How many millionaires use a financial advisor? ›

The study found that 70% of millionaires versus 37% of the general population work with a financial advisor.

Can a financial advisor make 7 figures? ›

Financial advisors who sail past low six figures and enter high six figures (and sometimes seven figures) have mastered two things: leverage and scale. Leverage is all about having things work separately from your time.

Do millionaires use financial advisors? ›

Of high-net-worth individuals, 70 percent work with a financial advisor.
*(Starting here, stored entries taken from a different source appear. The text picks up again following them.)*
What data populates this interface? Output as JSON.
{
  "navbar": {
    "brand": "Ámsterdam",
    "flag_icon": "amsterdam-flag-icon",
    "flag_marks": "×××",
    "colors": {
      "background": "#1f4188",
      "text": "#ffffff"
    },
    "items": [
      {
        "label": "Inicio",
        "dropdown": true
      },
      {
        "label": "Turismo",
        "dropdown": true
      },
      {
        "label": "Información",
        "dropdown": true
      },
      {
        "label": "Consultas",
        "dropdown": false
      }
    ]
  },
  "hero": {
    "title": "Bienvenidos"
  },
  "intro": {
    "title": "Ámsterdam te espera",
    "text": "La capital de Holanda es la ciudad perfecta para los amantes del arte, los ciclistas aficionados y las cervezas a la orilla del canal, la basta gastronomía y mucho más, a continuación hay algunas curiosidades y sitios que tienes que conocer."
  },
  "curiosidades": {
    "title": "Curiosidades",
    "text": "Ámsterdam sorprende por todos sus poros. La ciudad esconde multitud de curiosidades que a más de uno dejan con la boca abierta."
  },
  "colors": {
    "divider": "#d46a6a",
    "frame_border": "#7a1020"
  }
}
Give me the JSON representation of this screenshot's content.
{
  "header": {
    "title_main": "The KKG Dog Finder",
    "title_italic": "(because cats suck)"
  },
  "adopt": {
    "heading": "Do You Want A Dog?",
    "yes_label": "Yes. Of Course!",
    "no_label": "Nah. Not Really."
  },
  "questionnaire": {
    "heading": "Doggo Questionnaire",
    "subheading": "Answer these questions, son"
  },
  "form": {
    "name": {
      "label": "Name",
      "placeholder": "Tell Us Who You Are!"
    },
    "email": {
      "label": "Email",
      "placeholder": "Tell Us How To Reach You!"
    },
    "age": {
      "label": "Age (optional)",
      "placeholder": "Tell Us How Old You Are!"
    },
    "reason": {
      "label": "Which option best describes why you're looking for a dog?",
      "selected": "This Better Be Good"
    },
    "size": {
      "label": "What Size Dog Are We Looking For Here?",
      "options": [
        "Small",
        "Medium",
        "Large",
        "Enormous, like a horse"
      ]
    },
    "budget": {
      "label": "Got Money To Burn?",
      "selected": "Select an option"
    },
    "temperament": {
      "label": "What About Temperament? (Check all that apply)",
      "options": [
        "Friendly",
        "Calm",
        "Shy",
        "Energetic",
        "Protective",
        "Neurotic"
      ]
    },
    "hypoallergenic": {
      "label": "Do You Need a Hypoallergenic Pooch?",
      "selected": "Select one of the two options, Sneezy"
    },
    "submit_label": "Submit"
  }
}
You can compare that to just 37 percent in the general population.

How much can a financial advisor make you with 100k? ›

This fee can range from 0.5% to 2%. Advisors that charge a percentage usually want to work with clients with a minimum portfolio of about $100,000. This makes it worth their time and will allow them to make about $1,000 to $2,000 a year.

How many millionaires have a financial advisor? ›

The study found that 70% of millionaires versus 37% of the general population work with a financial advisor.

Top Articles
Latest Posts
Article information

Author: Prof. An Powlowski

Last Updated:

Views: 6508

Rating: 4.3 / 5 (64 voted)

Reviews: 95% of readers found this page helpful

Author information

Name: Prof. An Powlowski

Birthday: 1992-09-29

Address: Apt. 994 8891 Orval Hill, Brittnyburgh, AZ 41023-0398

Phone: +26417467956738

Job: District Marketing Strategist

Hobby: Embroidery, Bodybuilding, Motor sports, Amateur radio, Wood carving, Whittling, Air sports

Introduction: My name is Prof. An Powlowski, I am a charming, helpful, attractive, good, graceful, thoughtful, vast person who loves writing and wants to share my knowledge and understanding with you.